Au lendemain de la tragédie de Lac-Mégantic, certains commentateurs, politiciens et leaders syndicaux avaient blâmé la déréglementation de l'industrie ferroviaire supposément opérée par le gouvernement conservateur.

André Pratte
André Pratte LA PRESSE

«Ce drame humain est malheureusement teinté de décisions politiques, prises par un gouvernement qui a décidé de mettre de côté la santé et la sécurité de la population,» avait par exemple soutenu une dirigeante de l'Alliance de la fonction publique du Canada.

Dans son rapport publié hier, le Vérificateur général du Canada, Michael Ferguson, trace un portrait beaucoup plus nuancé du système de surveillance de la sécurité ferroviaire en place à Transports Canada. M. Ferguson déplore des faiblesses importantes, mais souligne aussi les nombreuses mesures prises par le ministère au cours des dernières années. Ainsi, 90% des recommandations du Bureau de la sécurité des transports (BST) ont été mises en oeuvre.

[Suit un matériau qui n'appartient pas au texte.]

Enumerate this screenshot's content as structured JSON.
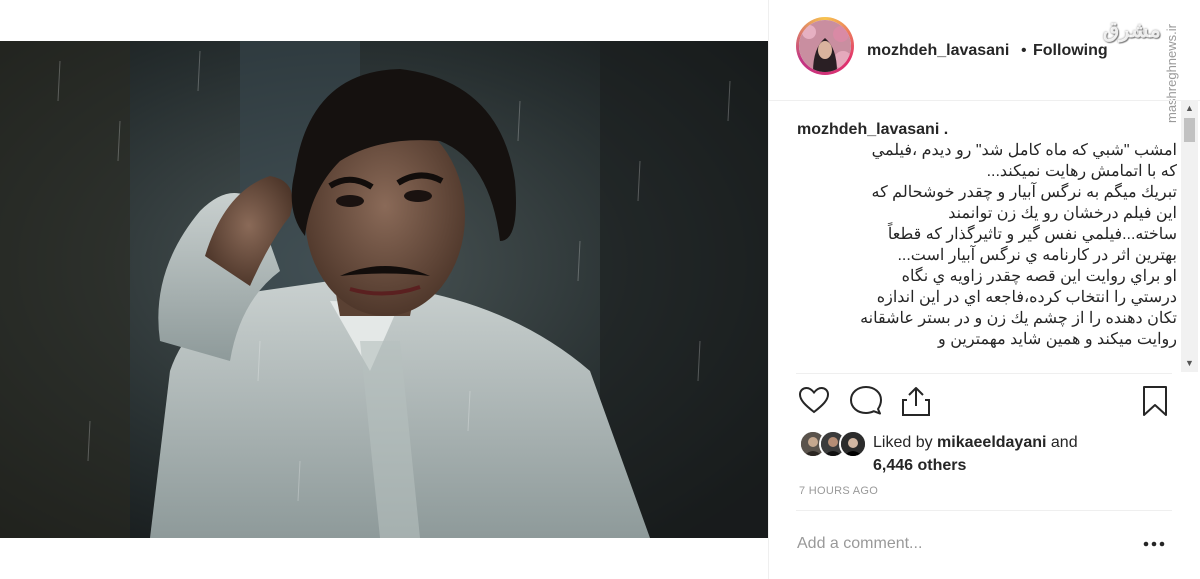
{
  "post": {
    "image_alt": "man in white shirt in the rain",
    "author": {
      "username": "mozhdeh_lavasani",
      "follow_separator": "•",
      "follow_state": "Following"
    },
    "watermark": {
      "logo_text": "مشرق",
      "site": "mashreghnews.ir"
    },
    "caption": {
      "username": "mozhdeh_lavasani",
      "lines": [
        "امشب \"شبي كه ماه كامل شد\" رو ديدم ،فيلمي",
        "كه با اتمامش رهايت نميكند...",
        "تبريك ميگم به نرگس آبيار و چقدر خوشحالم كه",
        "اين فيلم درخشان رو يك زن توانمند",
        "ساخته...فيلمي نفس گير و تاثيرگذار كه قطعاً",
        "بهترين اثر در كارنامه ي نرگس آبيار است...",
        "او براي روايت اين قصه چقدر زاويه ي نگاه",
        "درستي را انتخاب كرده،فاجعه اي در اين اندازه",
        "تكان دهنده را از چشم يك زن و در بستر عاشقانه",
        "روايت ميكند و همين شايد مهمترين و"
      ]
    },
    "actions": {
      "like": "heart-icon",
      "comment": "comment-icon",
      "share": "share-icon",
      "save": "bookmark-icon"
    },
    "likes": {
      "prefix": "Liked by ",
      "liker": "mikaeeldayani",
      "connector": " and",
      "others": "6,446 others"
    },
    "timestamp": "7 HOURS AGO",
    "comment": {
      "placeholder": "Add a comment...",
      "more_icon": "ellipsis-icon"
    }
  },
  "colors": {
    "text": "#262626",
    "muted": "#999999",
    "divider": "#efefef"
  }
}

Il faut dire que l'audit a été réalisé avant l'accident de Lac-Mégantic. L'exercice n'avait donc pas comme objectif de déterminer la part de responsabilité de Transports Canada dans ce drame. Pour cela, il faudra attendre les conclusions de l'enquête du BST.

L'équipe de Michael Ferguson ne conteste pas le bien-fondé du virage amorcé en 2001 par Transports Canada, virage qui visait à rendre les compagnies de chemin de fer responsables de la gestion des risques au lieu de se contenter de respecter passivement la règlementation. Le ministère devait consacrer plus d'énergie à vérifier les systèmes de gestion de la sécurité mis en place par les entreprises qu'à multiplier les inspections ponctuelles. 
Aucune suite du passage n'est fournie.